この地図をみてみますと、東経0度〜180度、赤道の周辺部分に、大きな塊のようにみえる黒い領域があることがわかります。とりあえずこの領域はチーム内部では「くじら領域」と呼ばれているようです。長さは実に3000キロにも及んでいます。
このくじら領域のすぐ隣(右側=東側)には、不思議なことに地図の中でもっとも明るい領域があります。この明るい領域の大きさはほぼ1600キロ(990マイル)もあります。黒い(暗い)領域にばかり注意が向きがちですが、冥王星の明るい領域の正体も依然として謎です。科学者の推定では、この明るい領域は氷のようなものが堆積している場所、例えば霜のようなものがある場所ではないかということです。ただ、霜とはいっても、水ではなく「メタンの霜」です。あるいは窒素、さらには一酸化炭素かも知れません。冥王星は私たちの想像を完全に超えた世界なのです。
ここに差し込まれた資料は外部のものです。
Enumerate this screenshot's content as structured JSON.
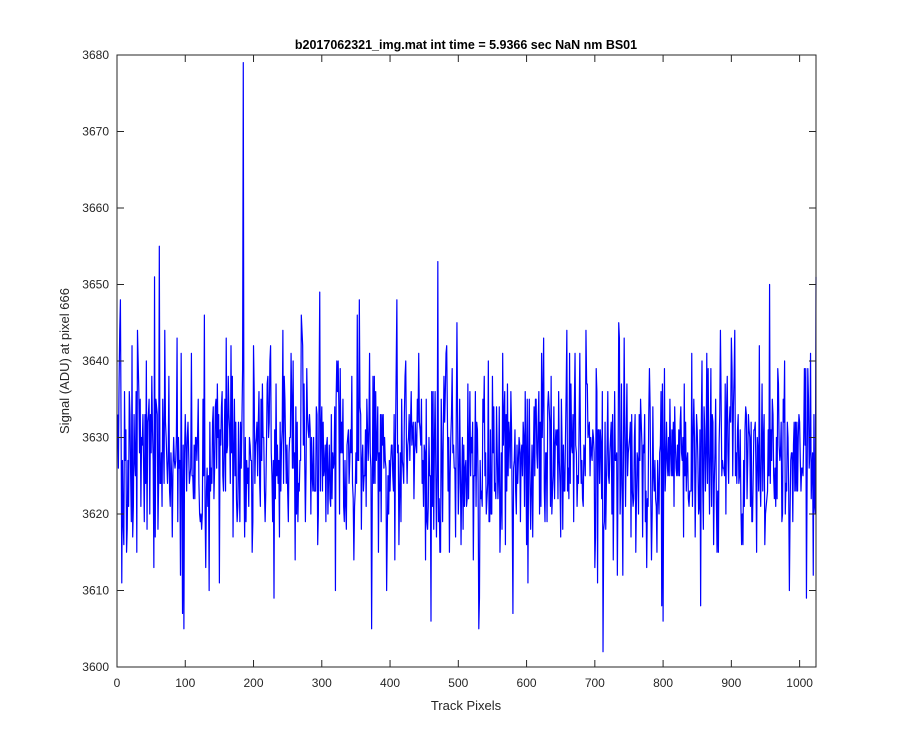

また赤道領域をさらに東に向かいますと、黒い領域が点(というか、円)のようにみえてきます。遠くからみていたときには黒い点のようにみえていたこの部分ですが、地図にしてみるとしっかりとした円のようにみえることがわかります。また、黒い領域は4つあることも確かめられました。
それぞれの黒い領域の大きさは数百キロに及びます。
さらに、赤道領域のいちばん東(地図で)、300度〜360度付近には、白い丸で囲まれた黒い領域が存在するのがわかります。この形はどうみても「ドーナツ」ですね。
このドーナツ領域は直径が約350キロあります。地図だとわかりにくいのですが、このドーナツ領域のすぐ隣はそのままくじら領域の「しっぽ」につながっています。
このドーナツ領域は太陽系の天体でよくみられる円状の構造…例えばクレーター、あるいは火山の火口のようにもみえます。しかし、科学者はまだそれらだと断定してはいません。もっと別の可能性もあるからです。それを判断するのは、より詳しいデータが到着してからとなるでしょう。

ニューホライズンズの地質学・地球物理学・画像処理チームの副リーダーであるサウスウェスト研究所のジョン・スペンサー氏は、「私たちは、いってみればアポロ計画における『はじめて月面に降り立った宇宙飛行士』の状態にある。いろいろな美しい光景をみながら、この暗い模様や明るい模様がどのようなものであるかを想像するのはたやすいことではある。だが、まだそれらが何であるかを断定するには早すぎる。」と述べています。実際そうだと私も思いますが、それを早く知りたい、というのもまた事実です。
最接近まであと1週間を切り、冥王星への関心と再接近への興奮はだんだん高まってきています。

Google Earthで表現された冥王星の地図

Google Earthで、球体の上に貼り付けられた冥王星の地図。((c) NASA/JHUAPL/SwRI)

なお上記は、この冥王星の地図をグーグルアース(Google Earth)の球体の上に貼り付けたものです。NASAでは、ご自身でGoogle Earth上に貼り付けられる形になったデータも用意しています。以下のリンクからダウンロードしてみてください。

  • NASAの記事 
[英語] http://www.nasa.gov/feature/new-horizons-map-of-pluto-the-whale-and-the-donut
  • Google Earth用データ [英語] http://pluto.jhuapl.edu/Multimedia/Google-Map/
    ※ファイルはKMZ形式になっています。上記ページからダウンロードし、そのままGoogle Earthで開いてください。